Twenty-one percent of the employers sought to freeze costs at 1984 levels, and 15 percent wanted to reduce total spending to below 1984 levels, he said.

Fisher said the two principal ways to introduce economic competition among doctors and hospitals are HMOs and PPOs.

HMOs are doctors and hospitals joined together to provide health care for a comprehensive predetermined fixed fee, and they assume all health-insurance risks.

A patient in an HMO must obtain health care from the HMO doctors and hospitals to retain insurance protection.

PPOs are set up by providers to give health care to patients covered by traditional insurance plans, with payment to providers based on discounts or other financial risk-sharing. Employers and their insurance companies retain most of the financial risk.

PPOs also allow patients to obtain care from doctors and hospitals not in the PPO, while retaining insurance coverage for at least part of the providers` fee.

Fifty-eight percent of Hansen`s survey respondents said HMOs were more effective than traditional indemnity plans.

HMO enrollment in Illinois, for example, reached 1,085,929 Jan. 1, an increase of 304,246, or 39 percent, from a year earlier, according to an Illinois Association of Health Maintenance Organizations survey.

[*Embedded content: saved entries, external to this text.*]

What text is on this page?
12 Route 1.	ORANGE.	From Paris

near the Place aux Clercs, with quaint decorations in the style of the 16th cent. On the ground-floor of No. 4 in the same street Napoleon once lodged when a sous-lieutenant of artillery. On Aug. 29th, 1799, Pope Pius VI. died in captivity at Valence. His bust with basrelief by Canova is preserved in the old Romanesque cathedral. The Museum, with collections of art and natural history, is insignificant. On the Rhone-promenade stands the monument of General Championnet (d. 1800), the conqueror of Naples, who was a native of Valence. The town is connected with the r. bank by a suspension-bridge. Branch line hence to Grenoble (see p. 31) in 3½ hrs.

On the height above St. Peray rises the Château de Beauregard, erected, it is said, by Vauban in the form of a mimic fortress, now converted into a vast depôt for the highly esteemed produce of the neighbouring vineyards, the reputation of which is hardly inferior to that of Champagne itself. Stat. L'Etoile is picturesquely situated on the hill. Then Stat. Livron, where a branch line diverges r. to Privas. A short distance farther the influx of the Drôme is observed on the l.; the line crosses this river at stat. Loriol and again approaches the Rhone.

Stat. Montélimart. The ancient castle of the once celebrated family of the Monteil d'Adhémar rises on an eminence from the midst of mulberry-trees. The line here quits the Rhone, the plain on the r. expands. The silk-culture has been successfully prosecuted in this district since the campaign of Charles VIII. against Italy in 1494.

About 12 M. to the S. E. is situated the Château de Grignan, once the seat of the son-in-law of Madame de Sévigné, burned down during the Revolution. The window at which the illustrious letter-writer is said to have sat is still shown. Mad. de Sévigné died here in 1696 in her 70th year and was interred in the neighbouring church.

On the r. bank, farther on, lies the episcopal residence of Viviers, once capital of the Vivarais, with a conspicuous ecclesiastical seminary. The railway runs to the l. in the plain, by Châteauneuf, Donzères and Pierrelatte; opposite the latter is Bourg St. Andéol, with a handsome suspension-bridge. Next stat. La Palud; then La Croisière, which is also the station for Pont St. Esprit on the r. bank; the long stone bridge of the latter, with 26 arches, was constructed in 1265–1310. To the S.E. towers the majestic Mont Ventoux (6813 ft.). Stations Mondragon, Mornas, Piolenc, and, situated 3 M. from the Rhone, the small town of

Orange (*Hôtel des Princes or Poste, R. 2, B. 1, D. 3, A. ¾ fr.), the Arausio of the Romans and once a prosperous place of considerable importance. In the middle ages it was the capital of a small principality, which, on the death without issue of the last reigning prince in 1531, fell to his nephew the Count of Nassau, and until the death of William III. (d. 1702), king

”Health conscious consumers in Illinois are turning to HMOs at a record rate,” said Frank Nicholson, IAHMO president.

”More and more budget-pinched health-care consumers are beginning to understand that you can combine top-quality medical care and comprehensive benefits, and still contain costs by joining an HMO,” he said.

HMO enrollment in the Chicago area rose 37 percent last year and membership stands at 855,235, the IAHMO survey said. Henry Keaton, IAHMO secretary, said more than 11 percent of the total population in the Chicago area is in an HMO.